The mysterious Martin embodies not only the Disappeared, but may also allude to director Guevara’s own public and mythic lineage, as kin to Ernesto “Che” Guevara, such that multiple identities are intertwined, familial and national, private and public. Ana is irrevocably drawn to Martin’s vulnerability, intensity, and lack of pretension, all of which offer a healing release from her disconnected existence back in Buenos Aires. It is as if Ana can breathe free for the first time in the clear, open spaces of Hidden River. Ana is faced with a choice, to risk her established place in society in order to embrace life and love fully.


Hidden River poses emotional fulfillment as the idealized antidote to the thwarted relationships among Argentineans, resulting from the country’s past military dictatorship. Guevara subtly suggests how ideology colors intimacy and oppression can dull and distort passion. Ultimately, her film is about one specific family, whose members live as strangers to one another, and also about the national family, whose members are victims of abandoned memory and lost origins.


An Affair Of Love (Une Liaison Pornographique), directed by Frederic Fonteyne, resuscitates human longing in the differently but likewise alienating setting of a Western metropolis, specifically Paris. Laconic and emotionally spare, An Affair Of Love begins with a nameless, estranged couple (Nathalie Baye and Sergi Lopez) recounting in separate interviews the history and of their failed romance. They speak to an unseen and unidentified individual off camera, and the film never reveals the purpose of the interviews. The effect is to distance viewers from the particulars of their affair, in much the same way as the lovers are distanced from one another throughout most of their relationship.
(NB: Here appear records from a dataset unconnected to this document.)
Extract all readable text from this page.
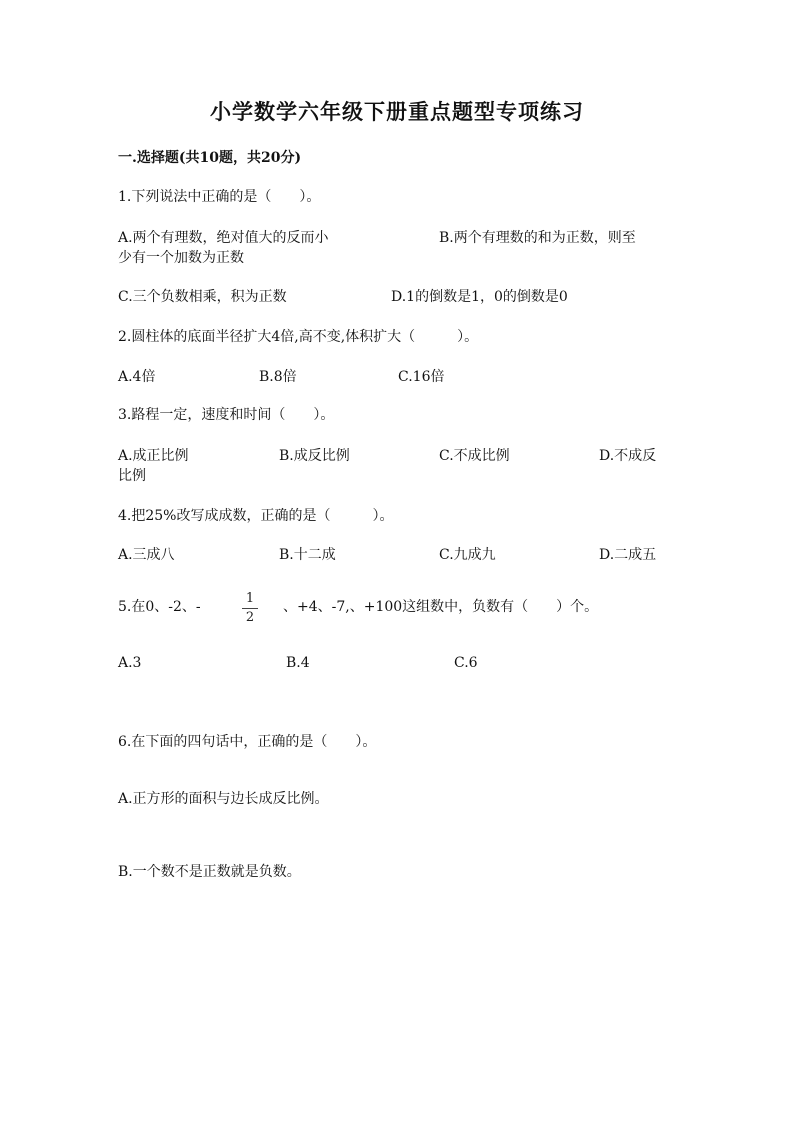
小学数学六年级下册重点题型专项练习
一.选择题(共10题，共20分)
1.下列说法中正确的是（　　）。
A.两个有理数，绝对值大的反而小	B.两个有理数的和为正数，则至
少有一个加数为正数
C.三个负数相乘，积为正数	D.1的倒数是1，0的倒数是0
2.圆柱体的底面半径扩大4倍,高不变,体积扩大（　　　）。
A.4倍	B.8倍	C.16倍
3.路程一定，速度和时间（　　）。
A.成正比例	B.成反比例	C.不成比例	D.不成反
比例
4.把25%改写成成数，正确的是（　　　）。
A.三成八	B.十二成	C.九成九	D.二成五
5.在0、-2、-
1
2
、+4、-7,、+100这组数中，负数有（　　）个。
A.3	B.4	C.6
6.在下面的四句话中，正确的是（　　）。
A.正方形的面积与边长成反比例。
B.一个数不是正数就是负数。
The affair begins when the woman places an ad in a porn magazine, in which she seeks a lover. When the two meet one afternoon in a cafe, we are struck not just by how ordinary, middle-aged, unerotic, and passive they appear to be, but also by how the banality of their verbal exchange, even as they are about to have sex at a nearby hotel. Afterwards, they meet in the same room several times, and the viewer is always left outside in the hallway as they close the door behind them. While we might imagine what goes on behind that door, we see only the routine activities of the hotel maid.


There are many aspects of the relationship that remain hidden to us. We never discover the woman’s initial fantasy, whatever inspired her to place the ad: she scolds the off camera confessor/us, “I won’t tell you, even if you tortured me.” But it soon becomes obvious that she was interested in impersonal sex, “pure desire” without emotional commitment. One of the conditions of the couple’s initial contact is that they make no mention of their personal lives, including their names. And at the end, their individual versions of the affair contain numerous discrepancies, including how long it lasted.


By film’s end, they part and fade back into the Parisian street crowds, just as they once emerged from them at the beginning of their encounter, intimating that anonymous urban existence has so permeated our sense of ourselves, that we are only comfortable with “love” that mirrors all other aspects of the formal, public lives we lead. And so, in both Hidden River and An Affair Of Love, the mechanics of personal interactions are dictated by social proprieties.